Hi De! Check your e-mail. :-)

-- Gayla (privacy@please.com), July 08, 1999.

Hey De...nice work! I know how long this type of write up w/ research takes...so please don't be offended if I add a couple of things? 1- there are inverters larger than 4800 watts 2- and to run a 240 VAC pump, you can often use a Trace T240 step-up tranformer to boost the inverter output from 120 to 240 VAC and avoid the expense of buying 2 inverters. Generally, this works OK with the larger 3600 watt or larger inverters and with pumps up to 3/4 and even 1HP in size. Again...nice job and I'm looking forward to part 2! Roy Four Winds

-- Roy Butler (Roy@Four-winds-energy.com), July 08, 1999.

Gayla, thanks.

Thanks, Roy. Yes, there are inverters larger than 4800 watts.....but I believe 4800 is about the upper limit for systems that have a reasonable number of buyers.

As far as the transformer, in my mind it make better sense to use stacked smaller inverters than to use a larger (more expensive) inverter and go to a transformer. Reason: redundancy. If one inverter fails I have a reduced performance system, but I have a system. The costs are roughly equivalent [two DR1512's versus a 3612 + transformer, for instance]but I like that backup.

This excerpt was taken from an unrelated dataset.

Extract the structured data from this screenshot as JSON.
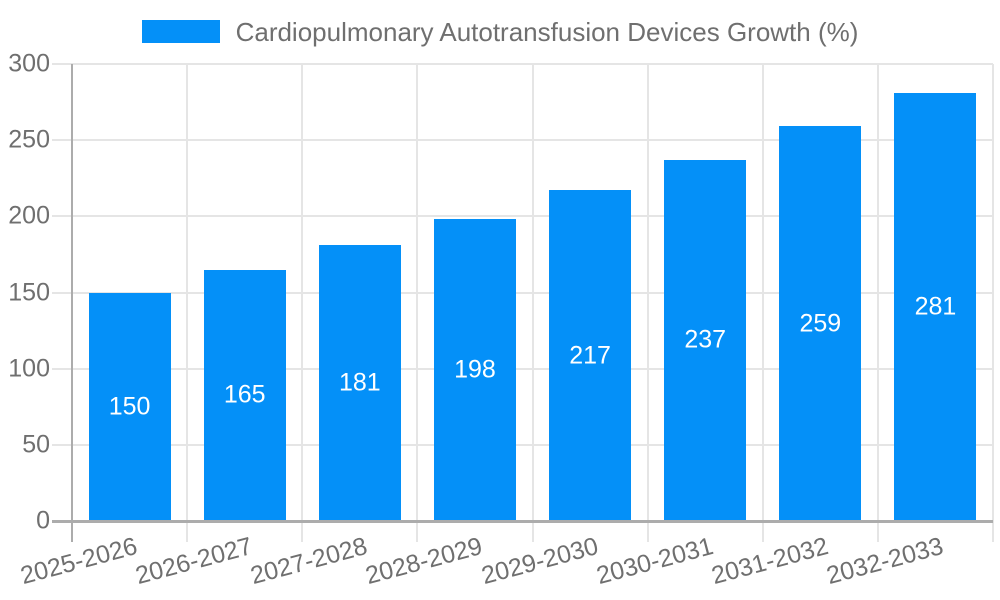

-- de (delewis@Xinetone.net), July 08, 1999.

Good thread ... and I think folks need help understanding that generators are not generally the solution to running continuously if electricity down (fuel, breakdowns, etc) unless you are very generator-savvy.

Personally, we have opted for non-electric (100%) and 8KW diesel (luxury as desired), but many folks think that a gennie will keep them humming 24 hours a day indefinitely.

OTOH, inverters and batteries ain't cheap ....

-- BigDog (BigDog@duffer.com), July 08, 1999.

We've got a starter solar system from Roy and are very happy with it (and Roy!). It's not cheap, true, but once it gets going you've got free electricity. We got started for just over \$2000 plus batteries (about another \$200), which will keep us warm (via the waterbed heaters), provide light to read by, run the non-solar battery chargers (for all sorts of small appliances), and run a fan.

We'll be adding two more panels and another battery soon. We'll just keep expanding as we can afford it.

A nice plus: our state permits a 40% tac credit for any solar equpment, including sunfilm and solar battery chargers, as well as the big stuff! (Providing their systems are operating. . .)

-- Old Git (anon@spamproblems.com), July 09, 1999.

de

Thank you so much for pulling this information together. You have jumpstarted me to continue with my own mental activity on this topic, and I made a lot of progress on it tonight, I think. I have started a new thread asking for feedback on my proposed design. I didn't include it here because the questions I have at this point don't yet speak to the system sizing issues on which you are focusing.

-- Y2K, ` la Carte by Dancr near Monterey, California (addy.available@my.webpage.neener.autospammers--regrets.greenspun), July 12, 1999.